WARREN, Pa. – With the Grunderville Landfill slated to reach permanent closure in 2022, Warren County Commissioner Jeff Eggleston is proposing the creation of a Recreation and Conservation Authority in Warren County.
“The goal of this proposal is to parlay it into something that is positive for the county,” Eggleston said during Tuesday’s Warren County Commissioners work session. “The concept of the Recreation and Conservation Authority (RCA) addresses a few things.”
The landfill has been in a state of ‘post-closure’ since 1992 and in 2017, Eggleston and County Planning Director Dan Glotz began the process of working with the Pennsylvania Department of Environmental Protection and the Allegheny National Forest to close it permanently.
With that in mind, several items need to be addressed to secure the future of the site and to make the best use of the funds associated with it.
The initial duties of the RCA would be to sign and be responsible for the permit with the Allegheny National Forest for the Grunderville Landfill site, mowing of the Grunderville cap once every other year, manage the current recycling program which includes four sites in Warren County (Elk, Columbus, Eldred, and Cherry Grove Townships) and create and manage the endowment created by the closure fund, among others.
In terms of the endowment, Eggleston explained that the closure fund currently sits at $480,000.
“The goal for the endowment is to continue to support the county’s recycling initiatives and general conservation initiatives,” Eggleston said.
The recycling programs currently cost in the neighborhood of $22,000, Eggleston said.
“At the very least, I feel pretty confident that this money will allow the recycling programs to continue,” he said. “If we don’t do this, we would have to shut down all of the recycling centers.”
Added Commissioner Tricia Durbin: “If we do continue the recycling program, I think it should be cost-neutral for the county.”
The other part of the proposal includes the hiring of a potential recreation director. The Department of Conservation and Natural Resources has a ‘Circuit Rider’ program that helps counties and other entities fund full-time recreation director positions, with the program being a four-year commitment.

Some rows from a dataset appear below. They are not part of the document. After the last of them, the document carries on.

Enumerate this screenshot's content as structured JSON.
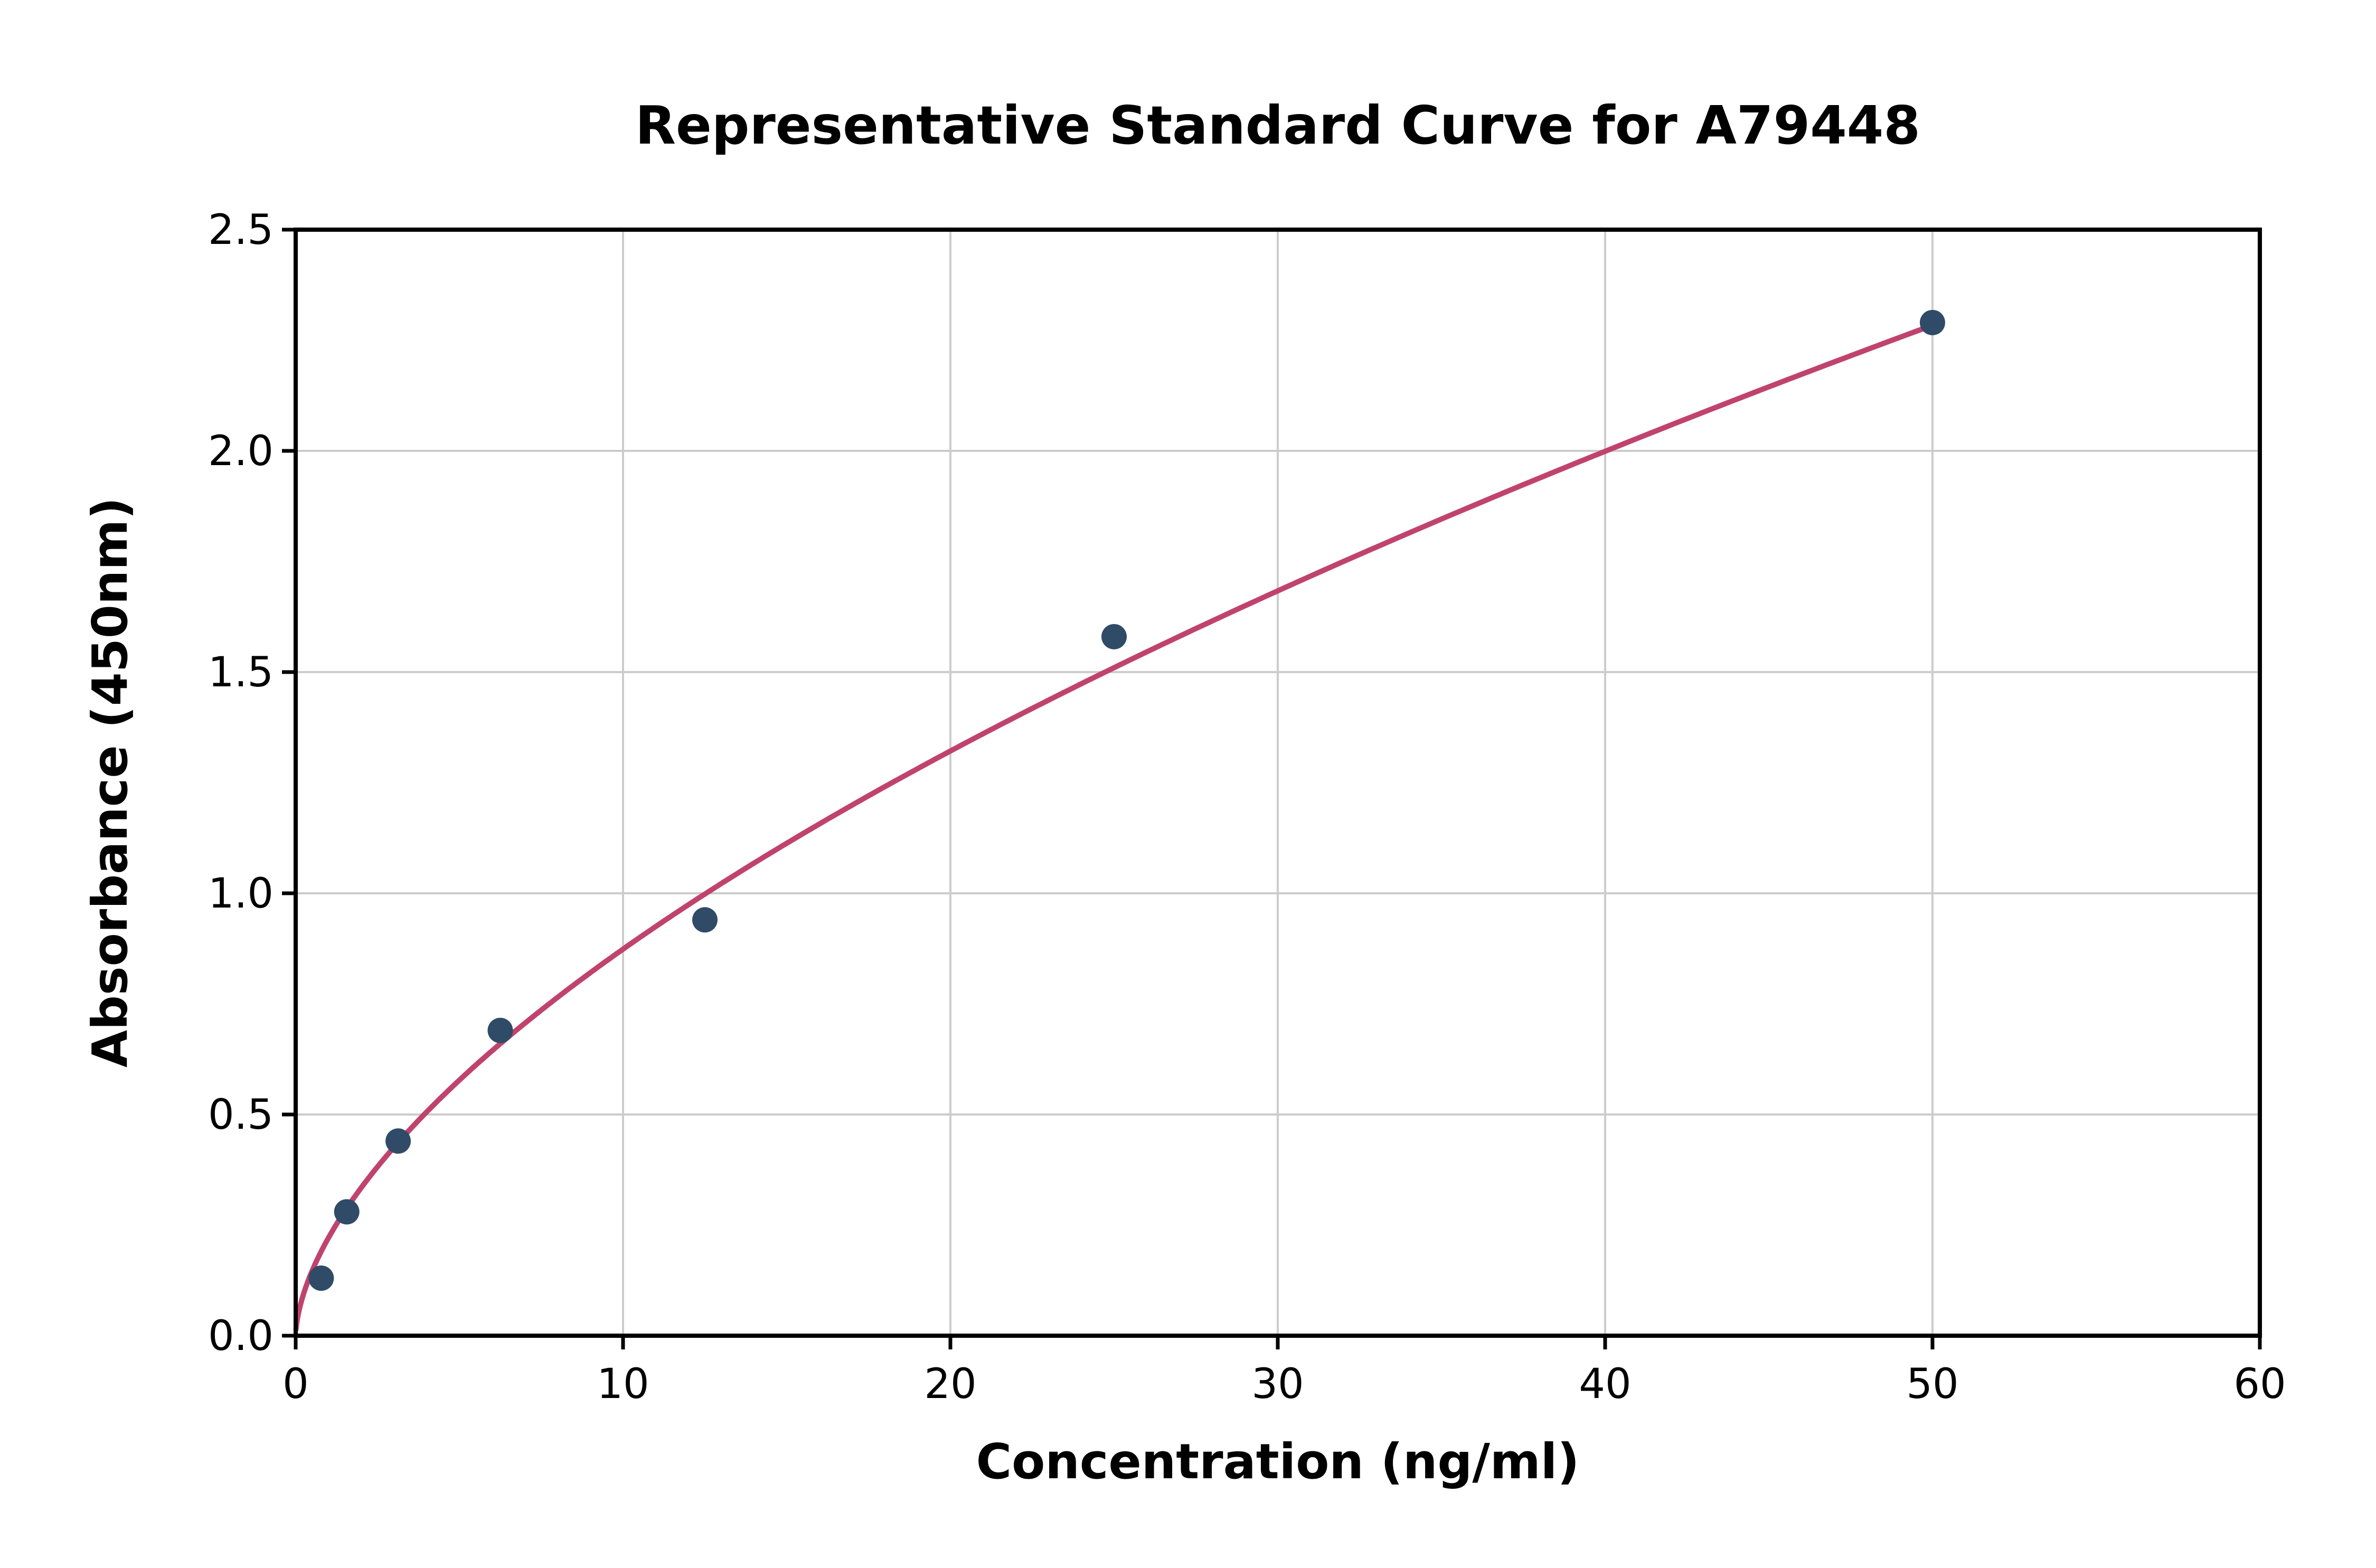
{
  "chart_data": {
    "type": "scatter",
    "title": "Representative Standard Curve for A79448",
    "xlabel": "Concentration (ng/ml)",
    "ylabel": "Absorbance (450nm)",
    "xlim": [
      0,
      60
    ],
    "ylim": [
      0,
      2.5
    ],
    "x_ticks": [
      0,
      10,
      20,
      30,
      40,
      50,
      60
    ],
    "x_tick_labels": [
      "0",
      "10",
      "20",
      "30",
      "40",
      "50",
      "60"
    ],
    "y_ticks": [
      0.0,
      0.5,
      1.0,
      1.5,
      2.0,
      2.5
    ],
    "y_tick_labels": [
      "0.0",
      "0.5",
      "1.0",
      "1.5",
      "2.0",
      "2.5"
    ],
    "grid": true,
    "legend": "none",
    "points": [
      {
        "x": 0.78,
        "y": 0.13
      },
      {
        "x": 1.56,
        "y": 0.28
      },
      {
        "x": 3.13,
        "y": 0.44
      },
      {
        "x": 6.25,
        "y": 0.69
      },
      {
        "x": 12.5,
        "y": 0.94
      },
      {
        "x": 25,
        "y": 1.58
      },
      {
        "x": 50,
        "y": 2.29
      }
    ],
    "fit_curve": {
      "type": "power",
      "a": 0.221,
      "b": 0.597,
      "x_start": 0.01,
      "x_end": 50
    },
    "colors": {
      "points": "#2f4b68",
      "curve": "#c0436e",
      "grid": "#cccccc",
      "axis": "#000000",
      "background": "#ffffff"
    }
  }
}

“I’m very supportive of that and think we should pursue a recreation director,” Durbin said.
Added Eggleston: “I think it’s important to note that the recreation director position is outlined in every plan we’ve done for the last 20 years,” Eggleston said. “I also want to acknowledge that there’s nothing that says we have to keep the recycling program as is. The goal is to keep the funding intact and utilize it for something positive rather than get wasted just taking care of the landfill.

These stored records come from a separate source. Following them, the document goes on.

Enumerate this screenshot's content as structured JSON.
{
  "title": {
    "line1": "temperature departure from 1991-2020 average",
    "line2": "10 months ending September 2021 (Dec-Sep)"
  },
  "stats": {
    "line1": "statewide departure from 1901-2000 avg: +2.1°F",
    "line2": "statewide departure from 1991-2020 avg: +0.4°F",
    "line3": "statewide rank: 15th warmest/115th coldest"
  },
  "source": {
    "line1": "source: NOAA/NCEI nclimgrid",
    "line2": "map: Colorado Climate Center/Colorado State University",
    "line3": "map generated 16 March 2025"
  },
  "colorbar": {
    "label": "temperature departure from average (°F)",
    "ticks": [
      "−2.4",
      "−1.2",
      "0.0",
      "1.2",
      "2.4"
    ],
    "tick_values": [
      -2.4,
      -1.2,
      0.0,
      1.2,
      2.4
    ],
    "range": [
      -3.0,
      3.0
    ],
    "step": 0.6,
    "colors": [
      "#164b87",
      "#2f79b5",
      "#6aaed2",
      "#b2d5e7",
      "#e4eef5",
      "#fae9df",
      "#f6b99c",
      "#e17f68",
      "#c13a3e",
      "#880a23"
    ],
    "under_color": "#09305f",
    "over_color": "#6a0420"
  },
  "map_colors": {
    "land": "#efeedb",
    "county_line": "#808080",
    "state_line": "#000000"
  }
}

Eggleston outlined a similar proposal that was enacted in Cambria County, which focuses on greenways, trails, and things of that nature, and notes that this proposal could work similarly.

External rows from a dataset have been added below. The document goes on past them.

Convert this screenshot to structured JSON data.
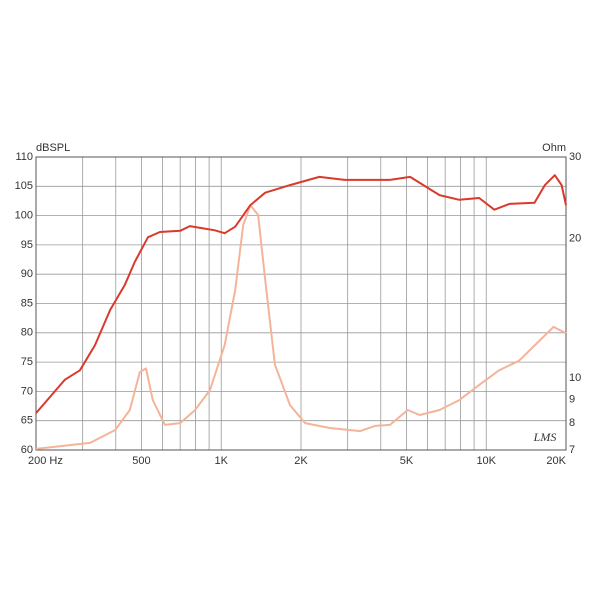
{
  "chart_data": {
    "type": "line",
    "y_label": "dBSPL",
    "y2_label": "Ohm",
    "logo": "LMS",
    "xscale": "log",
    "y2scale": "log",
    "grid": true,
    "xlim": [
      200,
      20000
    ],
    "xticks": [
      {
        "value": 200,
        "label": "200  Hz"
      },
      500,
      {
        "value": 1000,
        "label": "1K"
      },
      {
        "value": 2000,
        "label": "2K"
      },
      {
        "value": 5000,
        "label": "5K"
      },
      {
        "value": 10000,
        "label": "10K"
      },
      {
        "value": 20000,
        "label": "20K"
      }
    ],
    "xgrid": [
      300,
      400,
      600,
      700,
      800,
      900,
      3000,
      4000,
      6000,
      7000,
      8000,
      9000
    ],
    "ylim": [
      60,
      110
    ],
    "yticks": [
      60,
      65,
      70,
      75,
      80,
      85,
      90,
      95,
      100,
      105,
      110
    ],
    "y2lim": [
      7,
      30
    ],
    "y2ticks": [
      7,
      8,
      9,
      10,
      20,
      30
    ],
    "series": [
      {
        "color": "#d93a2b",
        "x": [
          200,
          257,
          293,
          334,
          381,
          433,
          472,
          529,
          587,
          700,
          761,
          833,
          946,
          1031,
          1129,
          1288,
          1465,
          1818,
          2344,
          2920,
          3639,
          4334,
          5160,
          6661,
          7915,
          9407,
          10730,
          12240,
          15210,
          16650,
          18140,
          19250,
          20000
        ],
        "values": [
          66.3,
          72.0,
          73.6,
          77.9,
          83.9,
          88.2,
          92.1,
          96.3,
          97.2,
          97.4,
          98.2,
          97.9,
          97.5,
          97.0,
          98.1,
          101.8,
          103.9,
          105.2,
          106.6,
          106.1,
          106.1,
          106.1,
          106.6,
          103.5,
          102.7,
          103.0,
          101.0,
          102.0,
          102.2,
          105.2,
          106.9,
          105.2,
          101.8
        ]
      },
      {
        "color": "#f4b49a",
        "axis": "y2",
        "x": [
          200,
          320,
          398,
          452,
          493,
          520,
          552,
          613,
          700,
          797,
          907,
          1031,
          1129,
          1210,
          1288,
          1378,
          1465,
          1594,
          1818,
          2072,
          2572,
          3343,
          3803,
          4334,
          5054,
          5608,
          6661,
          7915,
          9407,
          11180,
          13280,
          15780,
          17950,
          20000
        ],
        "values": [
          7.04,
          7.25,
          7.73,
          8.54,
          10.3,
          10.5,
          8.97,
          7.93,
          8.0,
          8.54,
          9.43,
          11.8,
          15.5,
          21.4,
          23.6,
          22.5,
          16.3,
          10.7,
          8.75,
          8.0,
          7.81,
          7.69,
          7.89,
          7.93,
          8.54,
          8.33,
          8.54,
          8.97,
          9.67,
          10.4,
          10.9,
          12.0,
          12.9,
          12.5
        ]
      }
    ]
  }
}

“There’s a lot of things that still need to be ironed out, this is just a start,” Eggleston explained.
Added Commissioner Ben Kafferlin: “I think we’re all on board with creating the authority, even if it’s just a shell organization.”
The process for generating the RCA would include drafting a resolution ordinance outlining the creation of the authority. A public hearing would be scheduled and advertised and at that meeting, the commissioners and community would deliberate on the authority and a vote would be taken. if approved, the county would then adopt the resolution and submit it to the Department of State for certification.
Once that process is completed, the authority would be able to begin conducting business. The authority would have to have a minimum of five board members with seven suggested.
“It’s not ready to come out of the oven yet,” Eggleston said. “There are still things to iron out.”